Su ávida imaginación, le permitió visualizar entonces, aquel cenote, rodeado de mucha gente, ataviada con plumas de quetzal, y pieles de jaguar y pecarí. Algunos estaban tan ataviados de oro, que parecían reyes, pero había uno en particular que así lo parecía, por la elegancia y porte con que se desenvolvía, además, de ser el único que era acompañado por hombres, al parecer de servidumbre, que portaban sus estandartes, y una sombra improvisada con un manto de algodón.

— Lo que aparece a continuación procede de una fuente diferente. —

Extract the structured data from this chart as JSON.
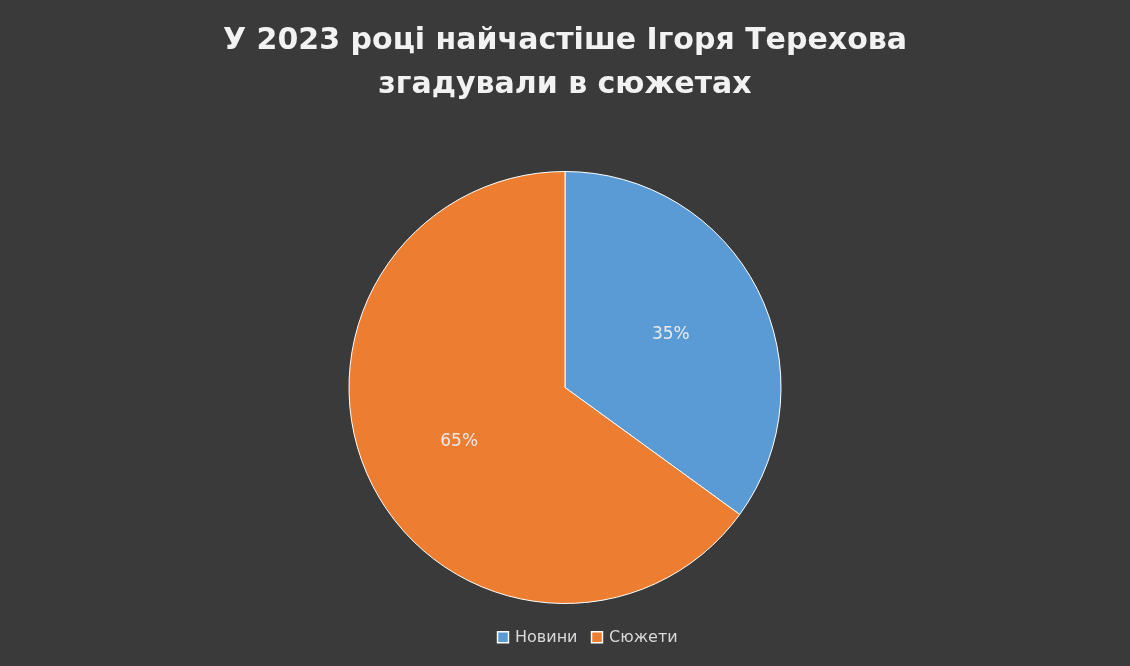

Si, Aleeb estaba seguro de que ese era Pakal, el rey que su abuelo le había dibujado con palabras tantas veces, en las noches en que se sentaban junto al fuego, a recordar las grandes hazañas de los señores de antaño, de los mayas que habían gobernado esa zona hace ya tanto tiempo.

 

 

 

A sus 11 años de edad, y viviendo en una aldea en medio de la selva centroamericana, Aleeb Ma-Kub era un niño muy independiente, y solía pasar bastante tiempo deambulando por la selva, y a su familia, no le extrañaba que llegara al punto del ocaso, de regreso al hogar. Sabían que era especial, porque había sido capaz de matar un jaguar a los 8 años de edad, aunque aun había gente que pensaba que solo había sido una coincidencia, o buena suerte por parte suya, de que aquel felino al abalanzarse sobre él, se hubiese encajado una vara puntiaguda que Aleeb llevaba en la mano a manera de bastón. De una manera u otra, este hecho le había dado cierto prestigio al niño, que ahora presumía ya de ser hombre, a pesar de no haber llegado aún a los 12 años que la tradición indicaba para llegar a la etapa adulta.

Y a decir verdad, si era un niño especial, pues su familia descendía directamente de los antiguos señores de Palenque, los mismos que dominaban la región en el apogeo de la gran cultura maya, o al menos, eso era lo que le había dicho su abuelo. Este último, era como un padre para él, pues Aleeb era huérfano desde muy pequeño, y carecía incluso del recuerdo de sus padres. Había sido criado por Tzamin, el anciano curandero de la aldea, su abuelo por vía materna, quien se divertía contándole cada noche, las historias que narraban la grandeza de los mayas, y los pormenores del panteón de esta cultura. Así, el niño aprendió sobre Kukulkan y las otras deidades que colmaron antaño de bendiciones, y maldiciones a veces, a los habitantes de aquel lugar, las ciudades de Palenque y Tikal.